Several studies have successfully examined the efficacy of the nerve blockade of the IPBSN in the treatment of post-operative knee pain when the patient is experiencing chronic pains after surgery. Trescot pioneered the proposal to target the IPBSN in conjunction with the cryoneurolysis when treating the knee pain (2003). On the other hand, Dasa contributed towards the progress by conducting the first clinical evaluation of the cryoneurolysis of the IPBSN before the TKA as a section of the multimodal pain improvements to develop the technology involved in reducing pain in post-operative (p.351). However, Radnovich et al. (2017) upgraded the preceding studies in major ways that would lead to the best practices to relieve pain of chronic knee OA. Apparently, their study was multi-center based, randomized, sham-controlled, and double-blind trial that ran for more than six months to allow for follow-ups that would present an accurate status of the efficacy and safety of the technique to the patients. The technique was tested on the basis of the tolerability of cryoneurolysis by the patients suffering from the chronic knee OA under the trial registry. The researchers conducted the study in 17 different locations in the United States, for three years that ended in June 2016. The scholars identified a central institutional review board (IRB) which approved the study to take place through a local consent of an informed and written document from the participants who were the patients of the study as well.

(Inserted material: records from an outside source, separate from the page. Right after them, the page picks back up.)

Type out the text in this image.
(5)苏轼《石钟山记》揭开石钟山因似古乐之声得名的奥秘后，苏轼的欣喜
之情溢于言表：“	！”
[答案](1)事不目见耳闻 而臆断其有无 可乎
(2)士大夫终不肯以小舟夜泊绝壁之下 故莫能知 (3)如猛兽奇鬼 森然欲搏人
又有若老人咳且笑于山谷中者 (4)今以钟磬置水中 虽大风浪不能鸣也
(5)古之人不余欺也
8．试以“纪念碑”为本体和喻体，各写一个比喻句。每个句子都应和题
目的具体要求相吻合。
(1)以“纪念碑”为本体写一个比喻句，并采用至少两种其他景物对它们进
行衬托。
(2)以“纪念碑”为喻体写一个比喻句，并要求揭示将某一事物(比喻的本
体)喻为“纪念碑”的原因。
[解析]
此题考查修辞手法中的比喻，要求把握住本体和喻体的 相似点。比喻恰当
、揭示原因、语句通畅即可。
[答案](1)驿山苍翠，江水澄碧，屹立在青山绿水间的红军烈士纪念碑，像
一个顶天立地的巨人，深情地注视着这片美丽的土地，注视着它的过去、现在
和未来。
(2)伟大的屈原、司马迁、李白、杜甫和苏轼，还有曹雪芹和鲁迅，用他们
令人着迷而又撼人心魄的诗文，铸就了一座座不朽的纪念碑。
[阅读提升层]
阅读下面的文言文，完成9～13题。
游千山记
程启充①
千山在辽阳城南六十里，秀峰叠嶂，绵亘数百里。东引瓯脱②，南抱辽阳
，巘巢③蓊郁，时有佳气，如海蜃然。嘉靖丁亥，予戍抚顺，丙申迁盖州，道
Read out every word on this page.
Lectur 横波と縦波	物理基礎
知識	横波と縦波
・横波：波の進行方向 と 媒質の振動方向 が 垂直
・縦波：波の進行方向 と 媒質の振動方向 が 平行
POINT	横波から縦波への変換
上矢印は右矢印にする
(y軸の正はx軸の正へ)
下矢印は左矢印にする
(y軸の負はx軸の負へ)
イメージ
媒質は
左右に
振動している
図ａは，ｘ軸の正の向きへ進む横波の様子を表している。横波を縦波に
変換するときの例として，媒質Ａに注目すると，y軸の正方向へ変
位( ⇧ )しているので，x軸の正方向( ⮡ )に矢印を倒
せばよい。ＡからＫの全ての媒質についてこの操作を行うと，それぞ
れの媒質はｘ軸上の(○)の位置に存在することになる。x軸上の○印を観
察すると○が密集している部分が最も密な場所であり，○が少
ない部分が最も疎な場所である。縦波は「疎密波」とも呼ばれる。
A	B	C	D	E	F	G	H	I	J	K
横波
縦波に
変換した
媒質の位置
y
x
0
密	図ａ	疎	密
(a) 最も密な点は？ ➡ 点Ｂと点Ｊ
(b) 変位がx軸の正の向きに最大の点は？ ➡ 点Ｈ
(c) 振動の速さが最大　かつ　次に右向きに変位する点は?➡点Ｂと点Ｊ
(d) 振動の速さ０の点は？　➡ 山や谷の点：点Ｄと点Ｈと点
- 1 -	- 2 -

The research also followed all the applicable laws and regulations that are stipulated in the International Conference on Harmonization Guideline for Good Clinical Practice, the Declaration of Helsinki, and the Code of Federal Regulations.
References
Corbett, M. S., Rice, S. J. C., Madurasinghe, V., Slack, R., Fayter, D. A., Harden, M., … Woolacott, N. F. (2013). Acupuncture and other physical treatments for the relief of pain due to osteoarthritis of the knee: Network meta-analysis. Osteoarthritis and Cartilage, 21(9), 1290–1298. https://doi.org/10.1016/j.joca.2013.05.007
Radnovich, R., Scott, D., Patel, A. T., Olson, R., Dasa, V., Segal, N., … Metyas, S. (2017). Cryoneurolysis to treat the pain and symptoms of knee osteoarthritis: a multicenter, randomized, double-blind, sham-controlled trial. Osteoarthritis and Cartilage, 25(8), 1247–1256. https://doi.org/10.1016/j.joca.2017.03.006
Trescot, A. M. (2003). Cryoanalgesia in interventional pain management. Pain Physician, 6(3), 345–360.